第4話 ポーションを作ってみる

 私の初めての錬金術はポーションに挑戦かな。

 ポーションというのは何種類かあるけれど、基本的にはケガや軽い病気を治したりするもの。

 一般的な作り方は、目的に応じた薬草をすりつぶして水で軽く煮立たせたものをこして作る。こうして作られたポーションは苦くて飲めたものではないけれど、体の状態をよくするためだとみんな我慢して飲んでいた。

 ところが、私が魔導書を見て覚えたポーションの作り方は違っていた。今、それをちょうど実践しているところだわ。


「うーん、薬草をそのまま水に浸してっと……」


 私はとにかく覚えたての手順を試していく。

 水晶の入れ物に、ポーションの素材となる薬草と水を入れる。すりつぶすことも煮立たせることもしない。

 ここに魔力を注入してあげると、薬草と水がポーションに変化するのだという。

 魔導書で読んだばかりのことなので、私は半信半疑だった。

 それでも見開きにした魔導書を確認しながら、私は自分の魔力を薬草たちに注ぎ込んでいく。

 あまり多くなくてもいいと書かれていたのに、加減が分からなくて少し強く注ぎ込んでしまう。

 しばらくすると、水晶の入れ物がカタカタと揺れて、ぼふっという音ともに変化が起きる。


「わぷっ!」


 その際にちょっと煙が発生したものだから、煙たさに変な声を出してしまった。

 発生した煙が収まると、私は水晶の入れ物の中を覗き込む。


「あ、そうだ。さっさと蓋をしなきゃいけないんだっけか」


 ポーションの品質を保つために、すぐに蓋をしなければいけないことを思い出す。私は慌てて近くにあった栓をかぶせた。


「こんな色だっけか、ポーションって……」


 私の目の前にあるポーションを見て、そんな事を呟いてしまう。

 煮立たせてこして作ったポーションは、くすんだ緑色をしている。ところが、目の前のポーションは輝くような淡い緑色をしている。見たことがない色だった。


「えっと、確か覚えた魔法の中に『鑑定』ってあったわね。それを早速このポーションに……」


 どんなものができたのか、これまた覚えたての魔法をできたばかりのポーションに使ってみた。

 鑑定魔法を使うと、対象となる物質の上にその情報が表示される。もちろん、今回も作ったポーションの上にその情報が表示された。

 元々宿屋を手伝っていたこともあって、私は多少なりと文字が読める。だから、表示された内容を読むことができた。


「え……」


 私は絶句した。

 表示されていた内容が、実に目を疑うようなものだったからだ。


「いや、上級ポーションってどういうことなの?!」


 通常出回っているポーションの三段階も上のものができていたのだ。

 下級ポーション、中級ポーション、そしてこの上級ポーションと効果が強くなっていく。

 煮詰めて作られるのは下級ポーションよりも下の基礎ポーション。なので、上級ポーションは上質も上質が過ぎるというわけだった。


「こんなの貴重過ぎて使えないよう……」


 あまりの出来ばえに、私はつい怖くなってしまう。なので、戸棚の引き出しの中にこっそりとしまい込んだ。

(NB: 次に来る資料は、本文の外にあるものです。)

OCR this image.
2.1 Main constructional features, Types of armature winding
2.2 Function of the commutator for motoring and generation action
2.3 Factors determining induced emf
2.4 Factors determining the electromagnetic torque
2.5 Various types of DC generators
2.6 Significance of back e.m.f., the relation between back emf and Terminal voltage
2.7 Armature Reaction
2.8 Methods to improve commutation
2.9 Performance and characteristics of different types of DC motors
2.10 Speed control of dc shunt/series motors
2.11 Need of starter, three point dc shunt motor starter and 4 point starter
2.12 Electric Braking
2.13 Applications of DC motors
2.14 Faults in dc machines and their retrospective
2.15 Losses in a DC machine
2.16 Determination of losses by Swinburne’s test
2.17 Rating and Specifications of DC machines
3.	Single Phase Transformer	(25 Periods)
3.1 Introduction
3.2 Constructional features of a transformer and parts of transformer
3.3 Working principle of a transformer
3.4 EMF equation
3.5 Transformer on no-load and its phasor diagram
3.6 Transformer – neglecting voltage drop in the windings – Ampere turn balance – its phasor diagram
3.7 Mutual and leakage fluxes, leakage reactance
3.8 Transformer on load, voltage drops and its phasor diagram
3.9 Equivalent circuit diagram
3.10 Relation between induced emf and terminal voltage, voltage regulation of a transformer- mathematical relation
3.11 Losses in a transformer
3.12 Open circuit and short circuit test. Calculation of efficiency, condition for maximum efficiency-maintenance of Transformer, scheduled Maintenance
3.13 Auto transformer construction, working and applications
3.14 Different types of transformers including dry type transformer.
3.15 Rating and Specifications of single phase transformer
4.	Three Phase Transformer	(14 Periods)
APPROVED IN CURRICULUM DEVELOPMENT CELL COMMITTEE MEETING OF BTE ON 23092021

「魔力が多すぎたんだわ。ちょっとくらくらするし、魔力を使い過ぎたのね。今ならいい感じの魔力が注げるかも」


 私はちょっと魔力欠乏症のような症状を感じたものの、これなら使い過ぎないと見て、ちょうどいい魔力の量を見極めるために再びポーションを作り始めた。

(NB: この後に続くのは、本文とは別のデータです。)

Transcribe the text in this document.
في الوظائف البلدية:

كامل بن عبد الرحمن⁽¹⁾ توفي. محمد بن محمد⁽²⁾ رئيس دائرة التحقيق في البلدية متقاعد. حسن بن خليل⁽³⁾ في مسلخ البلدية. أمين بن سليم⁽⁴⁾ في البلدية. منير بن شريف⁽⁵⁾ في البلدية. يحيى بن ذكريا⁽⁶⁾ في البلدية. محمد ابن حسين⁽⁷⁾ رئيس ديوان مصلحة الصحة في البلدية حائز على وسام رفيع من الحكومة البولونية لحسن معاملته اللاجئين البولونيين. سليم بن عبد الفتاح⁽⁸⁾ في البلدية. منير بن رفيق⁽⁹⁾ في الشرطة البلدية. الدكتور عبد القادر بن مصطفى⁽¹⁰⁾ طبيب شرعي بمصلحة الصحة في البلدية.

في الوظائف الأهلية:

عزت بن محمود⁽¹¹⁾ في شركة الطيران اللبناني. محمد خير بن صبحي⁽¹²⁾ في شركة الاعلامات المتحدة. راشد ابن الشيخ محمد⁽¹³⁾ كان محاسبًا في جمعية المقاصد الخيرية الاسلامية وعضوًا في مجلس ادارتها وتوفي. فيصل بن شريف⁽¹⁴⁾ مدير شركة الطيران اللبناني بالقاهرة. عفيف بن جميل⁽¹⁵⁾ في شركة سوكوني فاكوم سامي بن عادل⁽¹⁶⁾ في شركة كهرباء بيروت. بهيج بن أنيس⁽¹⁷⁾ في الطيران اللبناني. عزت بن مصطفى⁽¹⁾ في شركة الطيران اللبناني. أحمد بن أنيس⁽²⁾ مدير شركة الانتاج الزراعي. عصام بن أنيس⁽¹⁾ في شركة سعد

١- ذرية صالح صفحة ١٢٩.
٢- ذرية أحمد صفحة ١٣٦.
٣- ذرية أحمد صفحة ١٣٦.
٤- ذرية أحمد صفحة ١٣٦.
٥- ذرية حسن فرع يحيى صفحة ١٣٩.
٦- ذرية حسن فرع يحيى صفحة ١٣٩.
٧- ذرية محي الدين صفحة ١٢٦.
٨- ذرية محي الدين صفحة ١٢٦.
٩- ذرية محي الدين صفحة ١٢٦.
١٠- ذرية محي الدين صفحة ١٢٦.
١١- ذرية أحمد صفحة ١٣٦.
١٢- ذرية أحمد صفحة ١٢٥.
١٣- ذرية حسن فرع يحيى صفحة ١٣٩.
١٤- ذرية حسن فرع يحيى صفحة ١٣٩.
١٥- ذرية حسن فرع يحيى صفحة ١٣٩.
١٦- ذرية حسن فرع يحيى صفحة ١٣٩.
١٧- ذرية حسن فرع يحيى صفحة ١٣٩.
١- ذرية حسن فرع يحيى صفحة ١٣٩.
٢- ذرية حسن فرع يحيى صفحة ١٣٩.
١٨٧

 結果として、そこから十個ばかりの下級ポーションを作り出すことに成功した。我ながらやったと思う。

 ただ、蓄えてあった薬草はなくなってしまったので、食事を手に入れるついでに摘み取ってこなければいけないようだ。

 しかし、今日は魔力を使い過ぎたので、ひとまず回復させるために休むことにする。

 こんな状態で外に出ていって何かがあっては困るというものだもの。


「ポーションを作ることができただけでもよしとしましょう。それではおやすみなさい」


 私は今日一日付き合ってくれた魔導書たちに、おやすみの挨拶をして寝室へと移動していった。


 翌日、すっきりと目覚めた私は、早速消耗してしまった薬草を探しに家を出ていく。

 ここ数日間ですっかりこの辺りの土地勘はついてしまったので、多少遠出しても大丈夫だと思う。

 なにせ今の家に住み始めてから初めての薬草摘み。薬草の群生地はいつも魔物を倒しているところよりも遠かった。

 そのために、初めて向かう薬草の群生地がどんなところなのか、私は楽しみで仕方がない。つい足取りも軽やかに木漏れ日の差す森の中を歩いていった。

 やって来た薬草の群生地は、近くに小川も流れるとても静かできれいなところだった。


「改めて見てみると、この森の中ってきれいで落ち着くわね。この間までいい思い出なんてなかったから、こうやって塗り替えていけたらいいな」


 薬草をある程度摘んで満足していると、私の鼻がぴくりと何かに反応した。


(何かしら、このにおい。まさか、これって血……?)


 思いもしないできごとに、私は思わず身をすくめてしまう。

 何が起きっているのか分からない。でも、妙な胸騒ぎがする。

 摘んだ薬草を家にあったカバンに放り込むと、私は何かを感じた方向へとゆっくりと進んでいくのだった。